"Apa alasan mengejar dari Maluku hingga Jakarta? Polda Maluku didampingi polisi Polda Metro?" tanya ketua majelis hakim, Artha Theresia kepada saksi Glen Tupamahu di PN Jakarta Selatan, Jl Ampera Raya, Kamis (4/3/2010).
Glen merupakan rekan kerja tedakwa Susandi saat bekerja untuk PT Maritim Timur Jaya (MTJ). Perusahaan MTJ beroperasi di daerah Maluku, berkantor pusat di lantai 8 Gedung Artha Graha SCBD Sudirman.
Dugaan Aan memiliki senjata api ilegal, mendorong polisi Polda Maluku mengejar hingga ke Jakarta dan melakukan pemeriksaan. Tetapi, hakim mempertanyakan hubungan antara dugaan kepemilikan senjata api dengan penggeledahan dompet Susandi.

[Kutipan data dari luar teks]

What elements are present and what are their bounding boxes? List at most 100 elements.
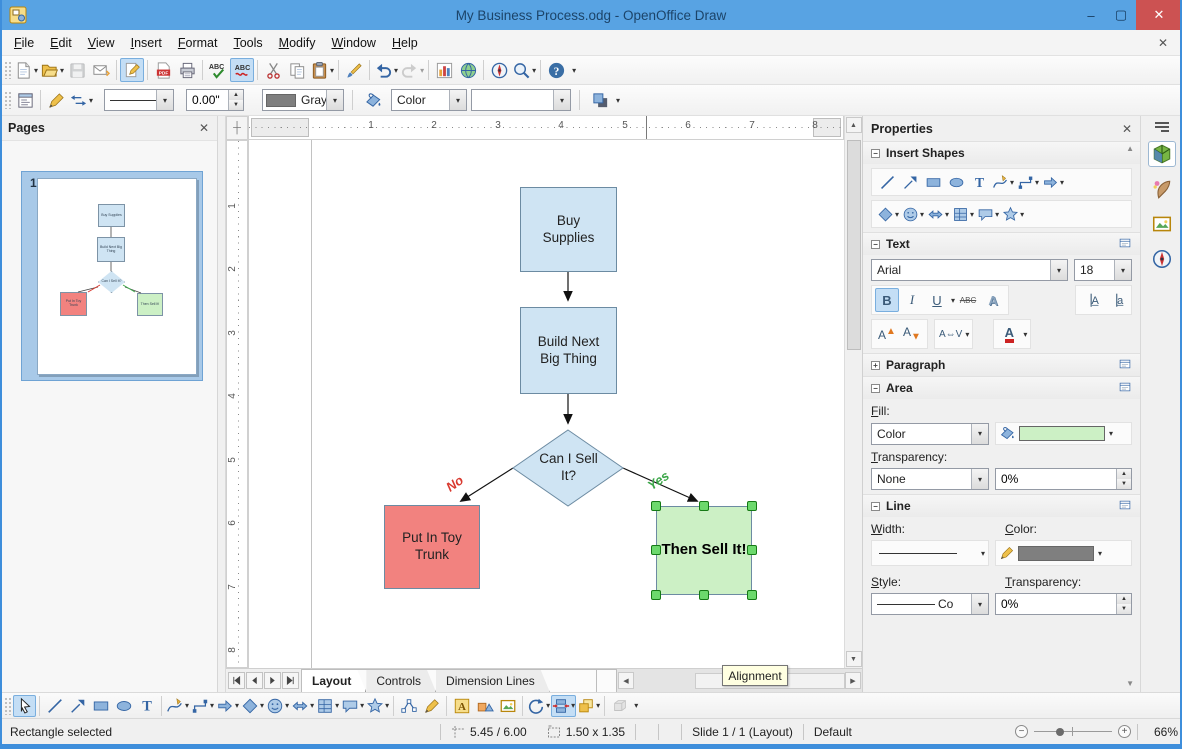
fill-type-select[interactable]: Color ▾ — [391, 89, 468, 111]
gallery-button[interactable] — [496, 695, 519, 717]
menu-help[interactable]: Help — [384, 33, 426, 53]
page-thumbnail-selected[interactable]: 1 Buy Supplies Build Next Big Thing Can … — [21, 171, 203, 381]
navigator-button[interactable] — [487, 58, 511, 82]
rotate-button[interactable]: ▾ — [526, 695, 551, 717]
toolbar-overflow-button[interactable]: ▾ — [634, 701, 638, 710]
toolbar-overflow-button[interactable]: ▾ — [572, 66, 576, 75]
expand-icon[interactable]: + — [871, 360, 880, 370]
arrow-tool-button[interactable] — [66, 695, 89, 717]
line-style-select[interactable]: Co ▾ — [871, 593, 989, 615]
line-dialog-button[interactable] — [44, 88, 68, 112]
redo-button[interactable]: ▾ — [399, 58, 425, 82]
dropdown-arrow-icon[interactable]: ▾ — [1109, 429, 1113, 438]
spellcheck-button[interactable] — [206, 58, 230, 82]
minimize-button[interactable]: – — [1076, 0, 1106, 30]
zoom-slider[interactable] — [1034, 725, 1112, 738]
menu-window[interactable]: Window — [323, 33, 383, 53]
insert-line-button[interactable] — [876, 171, 898, 193]
flowchart-node-build-next-big-thing[interactable]: Build Next Big Thing — [520, 307, 617, 394]
spin-down-icon[interactable]: ▼ — [1117, 604, 1131, 614]
autospellcheck-button[interactable] — [230, 58, 255, 82]
copy-button[interactable] — [285, 58, 309, 82]
selection-handle[interactable] — [747, 501, 757, 511]
line-color-swatch[interactable] — [1018, 545, 1094, 561]
undo-button[interactable]: ▾ — [373, 58, 399, 82]
page-style[interactable]: Default — [804, 719, 862, 744]
sidebar-menu-icon[interactable] — [1154, 122, 1169, 132]
text-dialog-launcher[interactable] — [1118, 236, 1132, 253]
selection-handle[interactable] — [747, 590, 757, 600]
collapse-icon[interactable]: − — [871, 148, 880, 158]
previous-page-button[interactable] — [246, 672, 263, 689]
line-width-spinner[interactable]: 0.00" ▲ ▼ — [186, 89, 245, 111]
basic-shapes-button[interactable]: ▾ — [876, 203, 900, 225]
area-dialog-launcher[interactable] — [1118, 380, 1132, 397]
selection-handle[interactable] — [651, 545, 661, 555]
from-file-button[interactable] — [473, 695, 496, 717]
vertical-scrollbar[interactable]: ▲ ▼ — [844, 116, 862, 668]
tab-controls[interactable]: Controls — [366, 670, 436, 692]
tab-gallery[interactable] — [1148, 176, 1176, 202]
extrusion-button[interactable] — [608, 695, 631, 717]
increase-spacing-button[interactable]: ▕A̲ — [1079, 288, 1103, 312]
dropdown-arrow-icon[interactable]: ▾ — [1098, 549, 1102, 558]
alignment-button[interactable]: ▾ — [551, 694, 577, 717]
save-button[interactable] — [65, 58, 89, 82]
selection-handle[interactable] — [651, 590, 661, 600]
block-arrows-button[interactable]: ▾ — [926, 203, 950, 225]
close-button[interactable]: ✕ — [1136, 0, 1182, 30]
font-name-select[interactable]: Arial ▾ — [871, 259, 1068, 281]
scroll-right-icon[interactable]: ▶ — [845, 672, 861, 689]
block-arrows-tool-button[interactable]: ▾ — [290, 695, 315, 717]
maximize-button[interactable]: ▢ — [1106, 0, 1136, 30]
spin-down-icon[interactable]: ▼ — [1117, 479, 1131, 489]
ellipse-tool-button[interactable] — [112, 695, 135, 717]
line-style-select[interactable]: ▾ — [104, 89, 175, 111]
scrollbar-thumb[interactable] — [846, 140, 861, 350]
selection-handle[interactable] — [699, 590, 709, 600]
next-page-button[interactable] — [264, 672, 281, 689]
toolbar-grip[interactable] — [4, 696, 11, 715]
underline-button[interactable]: U — [925, 288, 949, 312]
toolbar-grip[interactable] — [4, 91, 11, 109]
zoom-out-icon[interactable]: − — [1015, 725, 1028, 738]
symbol-shapes-button[interactable]: ▾ — [901, 203, 925, 225]
zoom-slider-thumb[interactable] — [1056, 728, 1064, 736]
properties-close-icon[interactable]: ✕ — [1122, 122, 1132, 136]
connector-tool-button[interactable]: ▾ — [190, 695, 215, 717]
character-spacing-button[interactable]: A⇔V — [938, 322, 963, 346]
menu-view[interactable]: View — [80, 33, 123, 53]
collapse-icon[interactable]: − — [871, 239, 880, 249]
basic-shapes-tool-button[interactable]: ▾ — [240, 695, 265, 717]
menu-modify[interactable]: Modify — [271, 33, 324, 53]
flowchart-node-can-i-sell-it[interactable]: Can I Sell It? — [531, 442, 606, 494]
scroll-up-icon[interactable]: ▲ — [845, 117, 862, 133]
selection-handle[interactable] — [699, 501, 709, 511]
email-button[interactable] — [89, 58, 113, 82]
export-pdf-button[interactable] — [151, 58, 175, 82]
print-button[interactable] — [175, 58, 199, 82]
menu-edit[interactable]: Edit — [42, 33, 80, 53]
spin-up-icon[interactable]: ▲ — [1117, 469, 1131, 479]
menu-insert[interactable]: Insert — [123, 33, 170, 53]
area-dialog-button[interactable] — [361, 88, 385, 112]
line-dialog-launcher[interactable] — [1118, 498, 1132, 515]
font-color-button[interactable]: A — [997, 322, 1021, 346]
insert-rectangle-button[interactable] — [922, 171, 944, 193]
flowchart-node-put-in-toy-trunk[interactable]: Put In Toy Trunk — [384, 505, 480, 589]
curve-tool-button[interactable]: ▾ — [165, 695, 190, 717]
styles-window-button[interactable] — [13, 88, 37, 112]
star-shapes-button[interactable]: ▾ — [1001, 203, 1025, 225]
transparency-spinner[interactable]: 0% ▲ ▼ — [995, 468, 1132, 490]
cut-button[interactable] — [261, 58, 285, 82]
flowchart-shapes-button[interactable]: ▾ — [951, 203, 975, 225]
bold-button[interactable]: B — [875, 288, 899, 312]
hyperlink-button[interactable] — [456, 58, 480, 82]
insert-arrow-button[interactable] — [899, 171, 921, 193]
toolbar-grip[interactable] — [4, 61, 11, 79]
help-button[interactable] — [544, 58, 568, 82]
drawing-canvas[interactable]: Buy Supplies Build Next Big Thing Can I … — [248, 140, 844, 668]
block-arrow-tool-button[interactable]: ▾ — [215, 695, 240, 717]
decrease-font-button[interactable]: A▼ — [900, 322, 924, 346]
insert-text-button[interactable] — [968, 171, 990, 193]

"Apa yang mau dicari senpi kok dompet yang diperiksa?" tanya majelis hakim menambahi.
Sayangnya, saksi menjawab tidak mengetahui persis. Menurut saksi, ia hanya diminta penyidik polda untuk menyaksikan penggeledahan Aan, tanpa disodori surat sebagai saksi atau surat penggeledahan. Polisi dari Polda Maluku itu yakni Ipda John Watimanela dan Brigadir Obed Putu Arima.
Rencananya, kedua polisi tersebut menjadi saksi dengan Kombes Jhon Siahaan, polisi dari Polda Maluku yang menerima berkas Susandi. Tetapi ketiganya mangkir dan ditunggu pada sidang berikutya 9 Maret pekan depan.